Dan Dugmore (born April 5, 1949) is an American session musician and multi-instrumentalist best known for his pedal steel guitar work.

Born in 1949, Dugmore was raised in Pasadena, California. Influenced by the Flying Burrito Brothers, he learned to play steel guitar after the group's steel guitarist Sneaky Pete Kleinow sold him one. Dugmore then joined John Stewart's road band, and then Linda Ronstadt's; he also played for several James Taylor albums. In the 1990s, he moved to Nashville, Tennessee, where he began playing steel guitar on country music albums.

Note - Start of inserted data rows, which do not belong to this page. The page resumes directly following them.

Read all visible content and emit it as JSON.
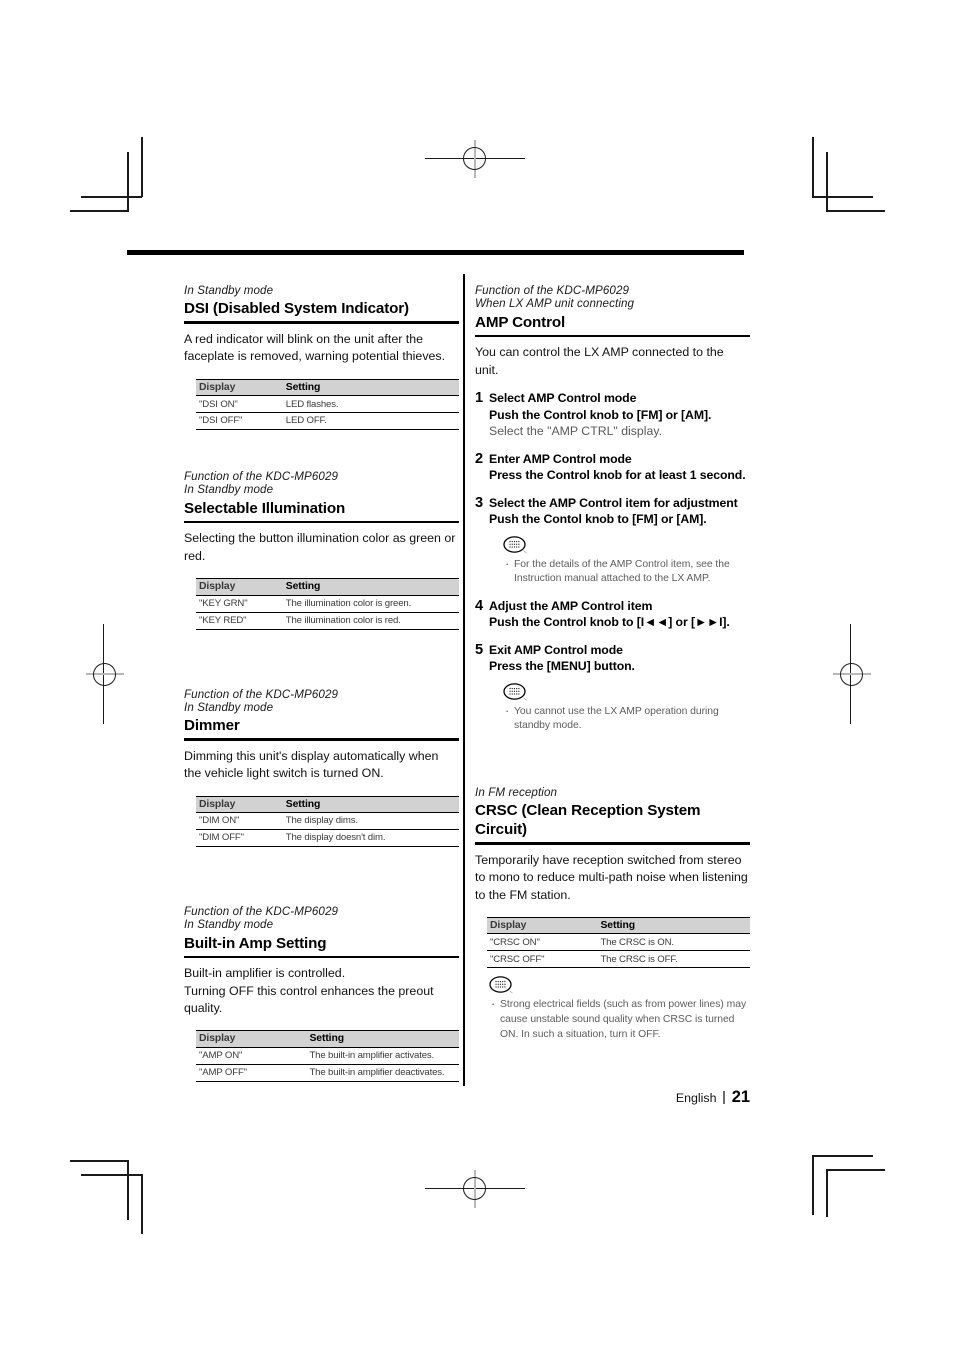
{
  "document": {
    "page_number": "21",
    "language": "English"
  },
  "left_column": {
    "sections": [
      {
        "eyebrow_lines": [
          "In Standby mode"
        ],
        "title": "DSI (Disabled System Indicator)",
        "body": "A red indicator will blink on the unit after the faceplate is removed, warning potential thieves.",
        "table": {
          "headers": [
            "Display",
            "Setting"
          ],
          "setting_indent": "33%",
          "rows": [
            [
              "\"DSI ON\"",
              "LED flashes."
            ],
            [
              "\"DSI OFF\"",
              "LED OFF."
            ]
          ]
        }
      },
      {
        "eyebrow_lines": [
          "Function of the KDC-MP6029",
          "In Standby mode"
        ],
        "title": "Selectable Illumination",
        "body": "Selecting the button illumination color as green or red.",
        "table": {
          "headers": [
            "Display",
            "Setting"
          ],
          "setting_indent": "33%",
          "rows": [
            [
              "\"KEY GRN\"",
              "The illumination color is green."
            ],
            [
              "\"KEY RED\"",
              "The illumination color is red."
            ]
          ]
        }
      },
      {
        "eyebrow_lines": [
          "Function of the KDC-MP6029",
          "In Standby mode"
        ],
        "title": "Dimmer",
        "body": "Dimming this unit's display automatically when the vehicle light switch is turned ON.",
        "table": {
          "headers": [
            "Display",
            "Setting"
          ],
          "setting_indent": "33%",
          "rows": [
            [
              "\"DIM ON\"",
              "The display dims."
            ],
            [
              "\"DIM OFF\"",
              "The display doesn't dim."
            ]
          ]
        }
      },
      {
        "eyebrow_lines": [
          "Function of the KDC-MP6029",
          "In Standby mode"
        ],
        "title": "Built-in Amp Setting",
        "body": "Built-in amplifier is controlled.\nTurning OFF this control enhances the preout quality.",
        "table": {
          "headers": [
            "Display",
            "Setting"
          ],
          "setting_indent": "42%",
          "rows": [
            [
              "\"AMP ON\"",
              "The built-in amplifier activates."
            ],
            [
              "\"AMP OFF\"",
              "The built-in amplifier deactivates."
            ]
          ]
        }
      }
    ]
  },
  "right_column": {
    "amp_control": {
      "eyebrow_lines": [
        "Function of the KDC-MP6029",
        "When LX AMP unit connecting"
      ],
      "title": "AMP Control",
      "body": "You can control the LX AMP connected to the unit.",
      "steps": [
        {
          "num": "1",
          "head": "Select AMP Control mode",
          "sub": "Push the Control knob to [FM] or [AM].",
          "note": "Select the \"AMP CTRL\" display."
        },
        {
          "num": "2",
          "head": "Enter AMP Control mode",
          "sub": "Press the Control knob for at least 1 second.",
          "note": ""
        },
        {
          "num": "3",
          "head": "Select the AMP Control item for adjustment",
          "sub": "Push the Contol knob to [FM] or [AM].",
          "note": "",
          "memo": [
            "For the details of the AMP Control item, see the Instruction manual attached to the LX AMP."
          ]
        },
        {
          "num": "4",
          "head": "Adjust the AMP Control item",
          "sub": "Push the Control knob to [I◄◄] or [►►I].",
          "note": ""
        },
        {
          "num": "5",
          "head": "Exit AMP Control mode",
          "sub": "Press the [MENU] button.",
          "note": "",
          "memo": [
            "You cannot use the LX AMP operation during standby mode."
          ]
        }
      ]
    },
    "crsc": {
      "eyebrow_lines": [
        "In FM reception"
      ],
      "title": "CRSC (Clean Reception System Circuit)",
      "body": "Temporarily have reception switched from stereo to mono to reduce multi-path noise when listening to the FM station.",
      "table": {
        "headers": [
          "Display",
          "Setting"
        ],
        "setting_indent": "42%",
        "rows": [
          [
            "\"CRSC ON\"",
            "The CRSC is ON."
          ],
          [
            "\"CRSC OFF\"",
            "The CRSC is OFF."
          ]
        ]
      },
      "memo": [
        "Strong electrical fields (such as from power lines) may cause unstable sound quality when CRSC is turned ON. In such a situation, turn it OFF."
      ]
    }
  },
  "icons": {
    "memo": "speech-bubble-note-icon",
    "registration": "registration-target-mark"
  }
}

He self-released a Beatles cover album in 2003 titled Off White Album.

Dugmore also plays Dobro, electric guitar, acoustic guitar, banjo and mandolin.

He has played as session musician with Keith Urban, David Crosby, David Gates, Don Henley, Dusty Springfield, Graham Nash, Jake Owen, James Taylor, Karla Bonoff, Kenny Loggins, Kenny Rogers, Kid Rock, Lauren Alaina, Linda Ronstadt, Lionel Richie, Mindy Smith, Olivia Newton-John, Randy Travis, Ronnie Milsap, Sheryl Crow, Stevie Nicks, Sturgill Simpson, Tim McGraw, Warren Zevon, The Mountain Goats, John Prine, Wilson Phillips, Sara Evans, Lisa Angelle, Martina McBride, Billy Dean, Matraca Berg, Toby Keith, Jean-Louis Murat, Chris LeDoux, Alabama, and ZZ Top, among others.